L’endométriose est une pathologie épuisante aussi bien physiquement que mentalement.
Pratiquer de la relaxation, de la méditation, du yoga, de l’auto-massage… mais aussi s’accorder du repos, de la lecture, de l’écriture…

Pratiquez une activité physique régulière

Face aux douleurs que provoquent les lésions d’endométriose, beaucoup de femmes boudent le sport, par crainte de souffrir davantage. Pourtant, la pratique d’une activité physique modérée aide à mieux supporter la douleur.

La pratique sportive a donc de multiples bénéfices sur la santé physique d’une femme atteinte d’endométriose, sans parler de la satisfaction psychologique qu’elle entraîne.

Cependant, lorsque les troubles liés à l’endométriose sont particulièrement forts, il faut savoir adapter son plan d’entraînement à ses symptômes. Selon la localisation des foyers dans le corps, il se peut que seuls des exercices des bras et des épaules soient possibles ou même qu’il ne faille pratiquer aucune activité. Dans ce cas, et même si l’exercice procure un grand plaisir, il faut être raisonnable et cesser toute activité physique jusqu’à ce que les troubles aient disparu.
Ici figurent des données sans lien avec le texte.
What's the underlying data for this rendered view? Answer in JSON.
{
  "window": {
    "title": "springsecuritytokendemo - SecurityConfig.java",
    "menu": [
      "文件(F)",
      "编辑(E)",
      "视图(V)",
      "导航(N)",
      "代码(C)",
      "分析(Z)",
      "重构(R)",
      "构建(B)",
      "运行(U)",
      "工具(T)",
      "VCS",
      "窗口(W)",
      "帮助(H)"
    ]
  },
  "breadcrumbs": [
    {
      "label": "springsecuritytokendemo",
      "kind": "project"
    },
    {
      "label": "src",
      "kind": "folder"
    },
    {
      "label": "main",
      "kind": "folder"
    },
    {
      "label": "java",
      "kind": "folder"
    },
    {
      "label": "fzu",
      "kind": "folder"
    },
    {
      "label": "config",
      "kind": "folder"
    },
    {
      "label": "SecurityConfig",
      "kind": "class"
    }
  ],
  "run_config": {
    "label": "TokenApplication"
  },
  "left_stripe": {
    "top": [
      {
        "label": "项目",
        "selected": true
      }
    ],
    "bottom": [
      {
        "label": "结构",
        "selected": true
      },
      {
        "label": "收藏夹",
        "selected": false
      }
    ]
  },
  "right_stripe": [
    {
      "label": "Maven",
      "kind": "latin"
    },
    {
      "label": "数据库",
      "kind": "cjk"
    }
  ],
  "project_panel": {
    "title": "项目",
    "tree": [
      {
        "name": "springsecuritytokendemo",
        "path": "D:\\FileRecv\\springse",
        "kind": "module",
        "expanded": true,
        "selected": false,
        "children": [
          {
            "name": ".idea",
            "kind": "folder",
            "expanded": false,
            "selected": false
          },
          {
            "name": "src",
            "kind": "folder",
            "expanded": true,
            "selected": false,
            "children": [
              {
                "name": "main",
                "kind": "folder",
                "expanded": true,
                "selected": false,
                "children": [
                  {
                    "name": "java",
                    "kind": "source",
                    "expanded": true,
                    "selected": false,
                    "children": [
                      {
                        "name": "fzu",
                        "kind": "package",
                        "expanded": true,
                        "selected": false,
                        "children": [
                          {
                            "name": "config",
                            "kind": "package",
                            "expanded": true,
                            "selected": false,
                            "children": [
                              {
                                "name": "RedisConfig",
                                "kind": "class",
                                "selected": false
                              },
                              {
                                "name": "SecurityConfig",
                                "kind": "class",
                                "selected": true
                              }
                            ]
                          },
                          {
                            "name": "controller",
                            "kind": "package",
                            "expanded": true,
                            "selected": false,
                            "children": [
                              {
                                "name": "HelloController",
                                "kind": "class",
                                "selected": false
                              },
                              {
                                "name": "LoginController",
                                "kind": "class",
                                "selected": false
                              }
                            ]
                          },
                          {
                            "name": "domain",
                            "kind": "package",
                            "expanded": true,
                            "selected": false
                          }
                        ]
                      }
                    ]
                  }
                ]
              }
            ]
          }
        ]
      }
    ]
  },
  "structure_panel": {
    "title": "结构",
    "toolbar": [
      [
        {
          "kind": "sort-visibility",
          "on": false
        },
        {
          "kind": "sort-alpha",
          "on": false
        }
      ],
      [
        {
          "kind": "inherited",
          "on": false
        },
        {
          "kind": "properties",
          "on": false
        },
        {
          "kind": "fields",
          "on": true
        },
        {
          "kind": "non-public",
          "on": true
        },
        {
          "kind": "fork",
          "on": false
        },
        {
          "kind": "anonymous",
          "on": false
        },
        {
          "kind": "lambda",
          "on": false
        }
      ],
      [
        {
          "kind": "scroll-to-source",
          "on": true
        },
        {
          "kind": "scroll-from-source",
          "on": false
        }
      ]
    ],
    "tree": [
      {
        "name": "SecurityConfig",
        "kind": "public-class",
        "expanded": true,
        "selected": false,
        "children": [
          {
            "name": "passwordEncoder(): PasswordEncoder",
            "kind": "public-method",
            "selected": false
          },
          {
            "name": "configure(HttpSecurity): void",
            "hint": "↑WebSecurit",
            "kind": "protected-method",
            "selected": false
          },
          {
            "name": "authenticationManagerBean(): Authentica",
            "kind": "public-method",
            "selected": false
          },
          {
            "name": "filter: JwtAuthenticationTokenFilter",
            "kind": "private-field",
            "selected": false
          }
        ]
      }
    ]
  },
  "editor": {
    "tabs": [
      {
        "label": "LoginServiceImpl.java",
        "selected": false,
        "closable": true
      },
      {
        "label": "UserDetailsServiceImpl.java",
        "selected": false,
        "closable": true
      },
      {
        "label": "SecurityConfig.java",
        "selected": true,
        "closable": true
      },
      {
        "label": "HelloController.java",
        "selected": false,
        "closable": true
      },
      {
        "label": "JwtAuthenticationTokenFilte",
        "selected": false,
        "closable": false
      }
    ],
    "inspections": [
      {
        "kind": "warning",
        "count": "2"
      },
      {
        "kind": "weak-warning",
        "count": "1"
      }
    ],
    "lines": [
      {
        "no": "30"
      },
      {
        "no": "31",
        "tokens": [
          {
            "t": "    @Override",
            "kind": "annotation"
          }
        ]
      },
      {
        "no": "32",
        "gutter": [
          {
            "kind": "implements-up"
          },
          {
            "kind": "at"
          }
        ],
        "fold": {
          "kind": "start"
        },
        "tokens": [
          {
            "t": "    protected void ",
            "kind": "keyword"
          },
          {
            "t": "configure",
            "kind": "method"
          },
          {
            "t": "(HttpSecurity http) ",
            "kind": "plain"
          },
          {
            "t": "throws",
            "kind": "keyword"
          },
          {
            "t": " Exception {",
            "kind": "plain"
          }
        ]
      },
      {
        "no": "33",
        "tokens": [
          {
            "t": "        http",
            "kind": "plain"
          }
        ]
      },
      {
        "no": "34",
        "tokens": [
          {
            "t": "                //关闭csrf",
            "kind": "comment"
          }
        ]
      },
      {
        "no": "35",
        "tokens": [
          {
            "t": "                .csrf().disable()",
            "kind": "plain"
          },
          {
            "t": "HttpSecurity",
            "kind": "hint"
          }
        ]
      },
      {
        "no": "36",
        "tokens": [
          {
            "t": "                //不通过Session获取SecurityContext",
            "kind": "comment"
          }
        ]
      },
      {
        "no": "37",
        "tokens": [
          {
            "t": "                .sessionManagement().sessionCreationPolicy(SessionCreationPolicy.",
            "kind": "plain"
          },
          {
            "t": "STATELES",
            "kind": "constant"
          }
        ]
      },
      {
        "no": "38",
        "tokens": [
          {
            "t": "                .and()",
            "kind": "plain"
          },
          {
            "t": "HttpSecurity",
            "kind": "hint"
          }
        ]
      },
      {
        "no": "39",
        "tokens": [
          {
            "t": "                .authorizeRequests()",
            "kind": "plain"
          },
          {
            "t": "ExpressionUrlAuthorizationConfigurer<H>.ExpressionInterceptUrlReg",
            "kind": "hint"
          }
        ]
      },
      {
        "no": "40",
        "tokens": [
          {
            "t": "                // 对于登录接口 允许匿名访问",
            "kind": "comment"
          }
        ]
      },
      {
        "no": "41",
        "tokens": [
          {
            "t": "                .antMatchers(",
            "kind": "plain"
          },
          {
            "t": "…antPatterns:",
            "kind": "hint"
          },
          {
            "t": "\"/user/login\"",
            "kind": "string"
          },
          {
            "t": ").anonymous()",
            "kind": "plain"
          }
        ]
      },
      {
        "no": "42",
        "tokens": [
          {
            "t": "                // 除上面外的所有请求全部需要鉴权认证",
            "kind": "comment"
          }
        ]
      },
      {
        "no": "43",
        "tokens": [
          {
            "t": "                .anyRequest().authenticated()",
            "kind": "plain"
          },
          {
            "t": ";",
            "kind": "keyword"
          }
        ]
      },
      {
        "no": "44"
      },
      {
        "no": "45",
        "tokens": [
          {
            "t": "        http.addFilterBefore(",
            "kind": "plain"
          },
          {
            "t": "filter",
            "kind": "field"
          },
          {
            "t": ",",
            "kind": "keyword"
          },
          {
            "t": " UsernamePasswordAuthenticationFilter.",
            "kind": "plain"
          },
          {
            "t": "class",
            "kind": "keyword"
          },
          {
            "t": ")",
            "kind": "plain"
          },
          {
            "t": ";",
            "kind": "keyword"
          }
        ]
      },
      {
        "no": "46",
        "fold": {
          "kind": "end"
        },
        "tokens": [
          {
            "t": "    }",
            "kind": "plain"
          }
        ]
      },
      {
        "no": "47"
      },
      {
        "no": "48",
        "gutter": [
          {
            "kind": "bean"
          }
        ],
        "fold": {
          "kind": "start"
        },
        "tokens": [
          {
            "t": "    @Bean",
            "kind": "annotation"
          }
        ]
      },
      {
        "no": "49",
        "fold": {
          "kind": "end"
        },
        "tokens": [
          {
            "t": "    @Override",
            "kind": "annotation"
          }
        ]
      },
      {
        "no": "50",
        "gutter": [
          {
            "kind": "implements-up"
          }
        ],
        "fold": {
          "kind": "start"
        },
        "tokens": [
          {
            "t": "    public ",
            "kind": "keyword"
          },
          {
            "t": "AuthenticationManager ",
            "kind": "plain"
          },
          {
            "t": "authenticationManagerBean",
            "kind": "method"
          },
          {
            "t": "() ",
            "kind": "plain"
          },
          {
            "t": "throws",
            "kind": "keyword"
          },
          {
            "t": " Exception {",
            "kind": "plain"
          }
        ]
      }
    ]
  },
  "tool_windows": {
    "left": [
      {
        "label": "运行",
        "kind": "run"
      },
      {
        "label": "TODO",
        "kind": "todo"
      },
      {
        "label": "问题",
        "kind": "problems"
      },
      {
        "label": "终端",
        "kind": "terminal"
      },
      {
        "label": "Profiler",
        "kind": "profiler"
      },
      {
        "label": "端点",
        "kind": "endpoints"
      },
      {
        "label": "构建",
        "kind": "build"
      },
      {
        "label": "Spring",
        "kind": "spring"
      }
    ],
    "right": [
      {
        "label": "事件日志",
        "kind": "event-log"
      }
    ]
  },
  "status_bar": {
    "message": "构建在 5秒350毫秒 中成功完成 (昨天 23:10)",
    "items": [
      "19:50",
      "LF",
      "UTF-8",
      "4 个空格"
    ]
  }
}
Les bienfaits de la cure thermale

La cure thermale ayant une orientation « gynécologie » vient comme un traitement naturel et global de la maladie.

Les eaux utilisées lors de cure thermale, par leurs compositions riches en soufre, en sodium et en bicarbonate, ont une action antalgique puissante, une action cicatrisante et antispasmodiques sur les muqueuses génitales.

Différents soins peuvent être prescrits lors de la cure :

  • Bain avec irrigation vaginale, afin d’appliquer l’eau thermale en grande quantité directement sur les muqueuses.
  • Compresse décongestionnante.
  • Douche au jet.
  • Piscine de mobilisation.
  • Columnisation, c’est une application intra-vaginale de mèches imbibées d’eau thermale.

LES MÉDECINES DOUCES CONTRE L’ENDOMÉTRIOSE

Il existe de nombreuses techniques pour aider les femmes souffrant d’endométriose :
L’ostéopathie, l’acupuncture, le yoga, le qi gong, le Tai chi, la méditation, les techniques de relaxation (sophrologie…) et bien sur la naturopathie qui grâce à de nombreuses méthodes pourra également aider à soulager.